La famille Partouche n’est pas la seule ainsi soignée. Maxime Masquelier, le directeur général délégué de PGF, a
un frère Prosper, inscrit en juin 2012 sous le pseudo « masquerage ». Cet ancien participant d’une émission de
télé-réalité de TF1 (Nice people), aujourd’hui associé à Laurent Tapie pour un projet de tournoi de poker géant
au stade de Wembley, s’est vu offrir 1 900 euros de tickets gratuits sur partouche.fr, en quelques mois. « Je
suis quelqu’un de reconnu dans le poker , répond-il. Je fais des interviews, des médias, j’ai ouvert des comptes
sur tous les sites de France, on me fait des cadeaux dans tous les sens, c’est du marketing ! »
S’agissant du compte « paiterpan1 », utilisé par Patrick Partouche lui-même, le problème se pose de manière un
peu différente : le patron du conseil de surveillance (qui n'a pas répondu à notre sollicitation) n’a jamais retiré
un centime. Simplement, il a beaucoup joué, beaucoup misé, grâce aux 54 000 euros de bonus et 10 600 euros de
tickets offerts à « paiterpan1 » depuis l’été 2010, influençant le déroulement des parties. L’Arjel pourrait
considérer que Patrick Partouche est pourtant interdit de jeu par l’article 32 de la loi de 2010, qui empêche
tout « dirigeant » d’un opérateur de poker en ligne d’ « engager » des mises « à titre personnel ».
Sur ce sujet, Fabrice Paire se montre particulièrement tendu. « Je ne vous confirme pas qu’il s’agit du compte
de Patrick Partouche », commence-t-il par répondre. Mediapart a pourtant la preuve qu’il l’utilise. « De toutes
façons, Patrick Partouche préside le conseil de surveillance du groupe, il n’est pas “dirigeant” de Partouche
Gaming France (ndlr : simple filiale). La loi est précise, il ne rentre pas dans le périmètre d’interdiction. »

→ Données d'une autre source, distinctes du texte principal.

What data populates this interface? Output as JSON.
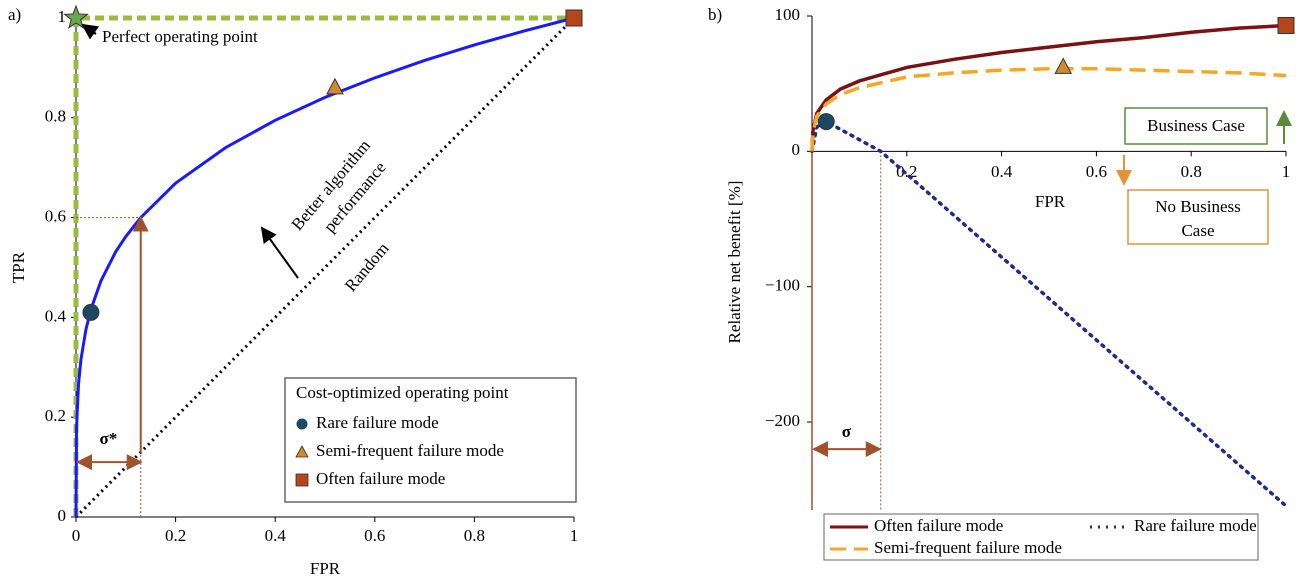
{
  "chart_data": [
    {
      "type": "line",
      "panel_label": "a)",
      "xlabel": "FPR",
      "ylabel": "TPR",
      "xlim": [
        0,
        1
      ],
      "ylim": [
        0,
        1
      ],
      "xticks": [
        0,
        0.2,
        0.4,
        0.6,
        0.8,
        1
      ],
      "yticks": [
        0,
        0.2,
        0.4,
        0.6,
        0.8,
        1
      ],
      "roc_curve": {
        "color": "#1a1aff",
        "x": [
          0,
          0.001,
          0.005,
          0.01,
          0.02,
          0.03,
          0.05,
          0.08,
          0.1,
          0.13,
          0.2,
          0.3,
          0.4,
          0.5,
          0.6,
          0.7,
          0.8,
          0.9,
          1
        ],
        "values": [
          0,
          0.178,
          0.266,
          0.316,
          0.376,
          0.416,
          0.473,
          0.532,
          0.562,
          0.6,
          0.669,
          0.74,
          0.795,
          0.841,
          0.88,
          0.915,
          0.946,
          0.974,
          1
        ]
      },
      "random_line": {
        "label": "Random",
        "color": "#000000",
        "x": [
          0,
          1
        ],
        "values": [
          0,
          1
        ]
      },
      "perfect_path": {
        "color": "#9bbb3b",
        "x": [
          0,
          0,
          1
        ],
        "values": [
          0,
          1,
          1
        ]
      },
      "perfect_point": {
        "label": "Perfect operating point",
        "x": 0,
        "y": 1,
        "color": "#6aa84f"
      },
      "better_label": [
        "Better algorithm",
        "performance"
      ],
      "sigma": {
        "label": "σ*",
        "fpr": 0.13,
        "tpr": 0.6,
        "arrow_tpr": 0.11,
        "color": "#a0522d"
      },
      "legend_title": "Cost-optimized operating point",
      "points": [
        {
          "name": "Rare failure mode",
          "marker": "circle",
          "x": 0.03,
          "y": 0.41,
          "color": "#1b4965"
        },
        {
          "name": "Semi-frequent failure mode",
          "marker": "triangle",
          "x": 0.52,
          "y": 0.86,
          "color": "#d08a30"
        },
        {
          "name": "Often failure mode",
          "marker": "square",
          "x": 1,
          "y": 1,
          "color": "#b5451b"
        }
      ]
    },
    {
      "type": "line",
      "panel_label": "b)",
      "xlabel": "FPR",
      "ylabel": "Relative net benefit [%]",
      "xlim": [
        0,
        1
      ],
      "ylim": [
        -265,
        100
      ],
      "xticks": [
        0.2,
        0.4,
        0.6,
        0.8,
        1
      ],
      "yticks": [
        {
          "value": -200,
          "label": "−200"
        },
        {
          "value": -100,
          "label": "−100"
        },
        0,
        100
      ],
      "series": [
        {
          "name": "Often failure mode",
          "color": "#7b1113",
          "style": "solid",
          "x": [
            0,
            0.002,
            0.01,
            0.03,
            0.06,
            0.1,
            0.2,
            0.3,
            0.4,
            0.5,
            0.6,
            0.7,
            0.8,
            0.9,
            1
          ],
          "values": [
            0,
            15,
            28,
            38,
            46,
            52,
            62,
            68,
            73,
            77,
            81,
            84,
            88,
            91,
            93
          ]
        },
        {
          "name": "Rare failure mode",
          "color": "#1f2a8a",
          "style": "dotted",
          "x": [
            0,
            0.01,
            0.03,
            0.145,
            1
          ],
          "values": [
            0,
            18,
            22,
            0,
            -262
          ]
        },
        {
          "name": "Semi-frequent failure mode",
          "color": "#f5a623",
          "style": "dashed",
          "x": [
            0,
            0.002,
            0.01,
            0.03,
            0.06,
            0.1,
            0.2,
            0.3,
            0.4,
            0.5,
            0.6,
            0.7,
            0.8,
            0.9,
            1
          ],
          "values": [
            0,
            14,
            26,
            35,
            42,
            47,
            55,
            58,
            60,
            61,
            61,
            60,
            59,
            58,
            56
          ]
        }
      ],
      "points": [
        {
          "marker": "circle",
          "x": 0.03,
          "y": 22,
          "color": "#1b4965"
        },
        {
          "marker": "triangle",
          "x": 0.53,
          "y": 62,
          "color": "#d08a30"
        },
        {
          "marker": "square",
          "x": 1,
          "y": 93,
          "color": "#b5451b"
        }
      ],
      "sigma": {
        "label": "σ",
        "fpr": 0.145,
        "arrow_y": -220,
        "color": "#a0522d"
      },
      "business_case": {
        "label": "Business Case",
        "color": "#5b8c3a"
      },
      "no_business_case": {
        "label": [
          "No Business",
          "Case"
        ],
        "color": "#e69138"
      }
    }
  ]
}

L’Arjel, de son côté, pourrait ne pas rentrer dans ces subtilités et considérer Patrick Partouche comme un
« dirigeant de fait » – d’autant qu’il a présidé PGF d’avril à fin août 2010, juste avant le lancement effectif du
site.
L’autorité de contrôle est d’autant plus irritée, ces jours-ci, qu’un « audit de sécurité » destiné à vérifier que
partouche.fr respectait toutes ses obligations techniques en matière d’enregistrement et de traçabilité des
données de jeu (condition sine qua non pour que l’Arjel puisse effectuer ses contrôles) a révélé plusieurs
insuffisances. Le 20 décembre, l’Arjel a ainsi adressé une « mise en demeure » à PGF, prié de se mettre en règle
« dans un délai de trois mois. »
D’après nos informations, le groupe vient par ailleurs d’écoper d’un « avertissement » de la part du ministère de
l’intérieur concernant ses activités en casino, à l’issue de son « Partouche Poker Tour », énorme tournoi organisé
au « Palm Beach » de Cannes en septembre 2012. Pour faire grimper à 5 millions d'euros le « prize pool » (c’està-dire le pactole prévu pour les gagnants), le groupe Partouche a versé de sa poche plus que le maximum autorisé
par la loi.
« L’activité de poker en France est une aberration, s'agace Fabrice Paire. C’est pas rentable dans les casinos en
dur – au mieux équilibré. Et sur internet, c'est un puits sans fond, tout le monde perd de l'argent, notamment à
cause du système de prélèvement (ndlr : l’État a décidé en 2010 de taxer les montants misés par les joueurs,
plutôt que les sommes qui reviennent à l'opérateur). Nous, on replie les voiles ! » De fait, le site tourne avec des
moyens réduits depuis plusieurs mois déjà. Pas sûr que l'enquête de l'Arjel arrange ses affaires.